Originally published 31 August 2022 on my old WordPress. Resharing here as the first piece of writing on the new site — screenshots dropped, links freshened, and the Malaysia portal entry updated for 2026.

As I continue my journey deeper into data, one thing keeps coming back: finding the dataset itself can eat up far more time than you’d expect. Something clean, relevant, and big enough to model on is half the battle before you’ve written a line of code. Below is the round-up of open-data portals I keep going back to.

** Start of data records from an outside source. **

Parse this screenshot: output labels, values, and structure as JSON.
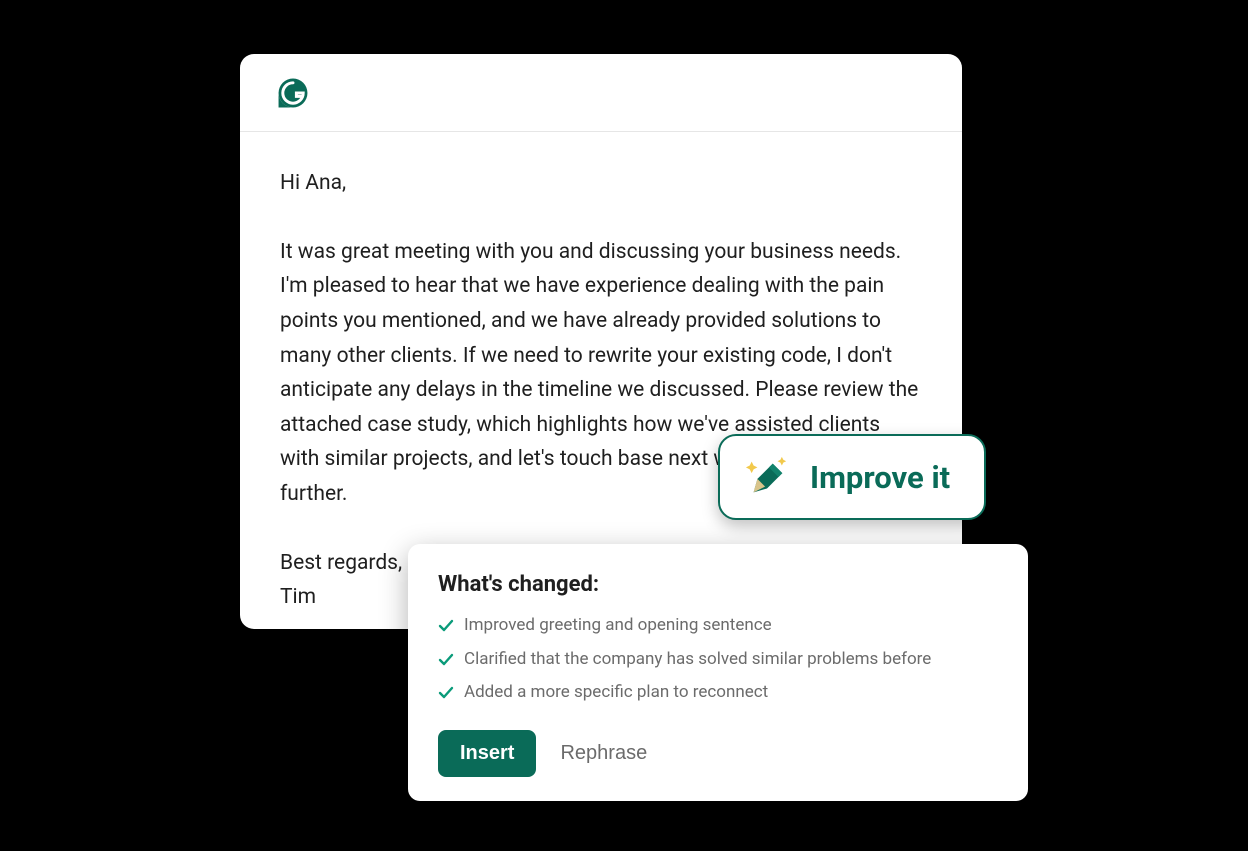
{
  "colors": {
    "brand": "#0a6b58"
  },
  "editor": {
    "greeting": "Hi Ana,",
    "body": "It was great meeting with you and discussing your business needs. I'm pleased to hear that we have experience dealing with the pain points you mentioned, and we have already provided solutions to many other clients. If we need to rewrite your existing code, I don't anticipate any delays in the timeline we discussed. Please review the attached case study, which highlights how we've assisted clients with similar projects, and let's touch base next week to discuss further.",
    "closing": "Best regards,",
    "signature": "Tim"
  },
  "improve": {
    "label": "Improve it"
  },
  "changes": {
    "title": "What's changed:",
    "items": [
      "Improved greeting and opening sentence",
      "Clarified that the company has solved similar problems before",
      "Added a more specific plan to reconnect"
    ],
    "insert_label": "Insert",
    "rephrase_label": "Rephrase"
  }
}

1. Malaysia Open Data Portal

Malaysia’s official open-data portal, covering datasets from ministries, state governments, and statistical agencies. The portal was modernised under the Public Sector Open Data initiative and now sits alongside related platforms such as OpenDOSM (Department of Statistics Malaysia) and KKMNOW (Ministry of Health). Its current tagline — “High frequency. High granularity. High impact.” — gives a sense of how far the ecosystem has come from the older MAMPU-managed days.

Link: https://data.gov.my/

2. Kaggle

The platform most data scientists already know. An abundance of datasets across nearly every domain, free to download (account required), plus competitions, notebooks, and active discussion threads.

Link: https://www.kaggle.com/

3. Asia Open Data Portal

A meta-portal that harvests metadata from 20+ Asian data portals, indexing tens of thousands of open datasets in one place. Useful when you want regional data and don’t want to bounce between national portals.

Link: https://dataportal.asia/

4. UCI Machine Learning Repository

A staple for the ML community — databases, domain theories, and data generators widely used in research and teaching. The “beta” version I linked in 2022 has since become the production site.

Link: https://archive.ics.uci.edu/

5. OECD

Best for macroeconomic data and member-country statistics — economic indicators, papers, and time series for cross-country comparison.

Link: https://www.oecd-ilibrary.org/statistics


Original source: Jotham Lim, Listicle: Open Data Platforms Every Malaysian Data Scientist Should Know (Digital Edge, The Edge Markets, 2021).